Happy Friday! Woohoo you successfully got through another week! Friday Reads, a popular query that originated on Twitter, enables me to share what I plan on reading this weekend. As I do not post on Sundays, it allows you to be updated and know what I hope to accomplish in my reading endeavors. Additionally, Friday Reads is a part of my Daily Post; to learn more about it, click here!
A brilliant new Gothic thriller from the acclaimed author of The Ghost Writer and The Seance
Confused and disoriented, Georgina Ferrars awakens in a small room in Tregannon House, a private asylum in a remote corner of England. She has no memory of the past few weeks. The doctor, Maynard Straker, tells her that she admitted herself under the name Lucy Ashton the day before, then suffered a seizure. When she insists he has mistaken her for someone else, Dr. Straker sends a telegram to her uncle, who replies that Georgina Ferrars is at home with him in London: “Your patient must be an imposter.”
Suddenly her voluntary confinement becomes involuntary. Who is the woman in her uncle’s house? And what has become of her two most precious possessions, a dragonfly pin left to her by her mother and a writing case containing her journal, the only record of those missing weeks? Georgina’s perilous quest to free herself takes us from a cliffside cottage on the Isle of Wight to the secret passages of Tregannon House and into a web of hidden family ties on which her survival depends.
Another delicious read from the author praised by Ruth Rendell as having “a gift for creating suspense, apparently effortlessly, as if it belongs in the nature of fiction.”-Goodreads summary
I saw this book on a Youtube Haul video, and I immediately was intrigued by the concept. Therefore, I requested it from the library and anticipated its arrival. Currently, I’m about halfway through the book, and I’m thoroughly enjoying it! I don’t want to go into too much detail about my thoughts about this book as I plan on finishing it this weekend and will be reviewing it in due time. Yay!
Best friends Jack and Conner can’t stay away from Marbury. It’s partly because of their obsession with this alternate world and the unresolved war that still wages there. But it’s also because forces in Marbury—including the darkest of the dark, who were not revealed in The Marbury Lens—are beckoning the boys back in order to save their friends . . . and themselves.
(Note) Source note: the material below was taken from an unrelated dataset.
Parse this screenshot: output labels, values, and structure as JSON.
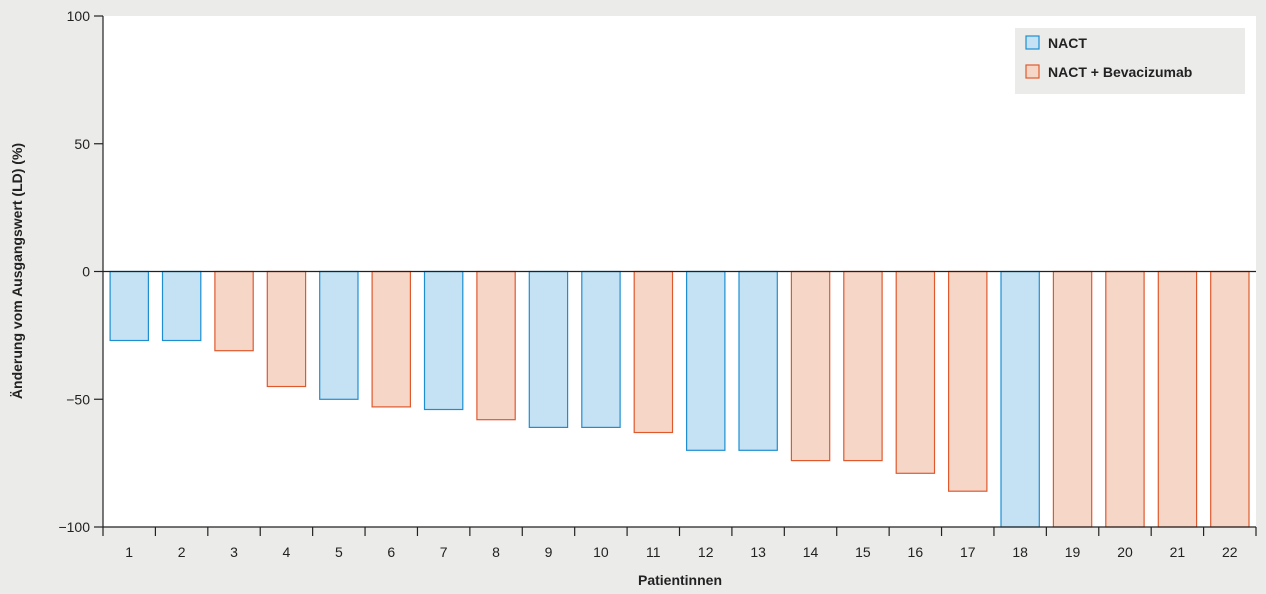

The boys try to destroy the lens that transports them to Marbury. But that dark world is not so easily reckoned with. Reality and fantasy, good and evil—Andrew Smith’s masterpiece closes the loop that began withThe Marbury Lens. But is it really closed? Can it ever be?-Goodreads summary
Approximately a year ago, I read The Marbury Lens, and I fell in love with this “other world” Smith created. I have had Passenger on my TBR list for awhile, and I’m in the mood to finish this series-note: I’m really not sure if this is a duology, trilogy, or series. I attempted to do research on this; in an interview with Publisher’s Weekly, Smith was asked if there would be a third installment in this series, to which he replied:
I’ve already published a short story called “The King of Marbury.” It’s up on Tor.com. I am going to write another book about Marbury and I’m glad you asked this question, because when I wroteThe Marbury Lens I was not thinking at all that there would ever be more to it, but then so many people were asking questions about what really happened and what was really going on: “You can’t leave me here; you have to tell me what’s going to happen next.” So I thought that, well, if I do tell you something about what happens next – which became my monstrously long new novel,Passenger – I was going to tell you something that you would never have expected. I hope that this is the experience that readers of Passenger get, that it was something that was totally different, that everything had changed, that everything had turned upside down. I do know what I’m going to write the third book about, and it’s not going to be anything that people will expect.-Publisher’s Weekly
According to the question and answer, I’m assuming Passenger leaves readers anticipating more explanations about the world of Marbury. From further research it appears as though Smith has yet to write this next book-note: the Publisher’s Weekly interview is nearly a year old. Due to all of this, I’m slightly hesitant to start Passenger as I would hate to read this book, fall further in love with the series, and be forever left with millions of unanswered questions. So, I’m both excited and really nervous. Ugh.
*What book(s) do you plan on reading this weekend?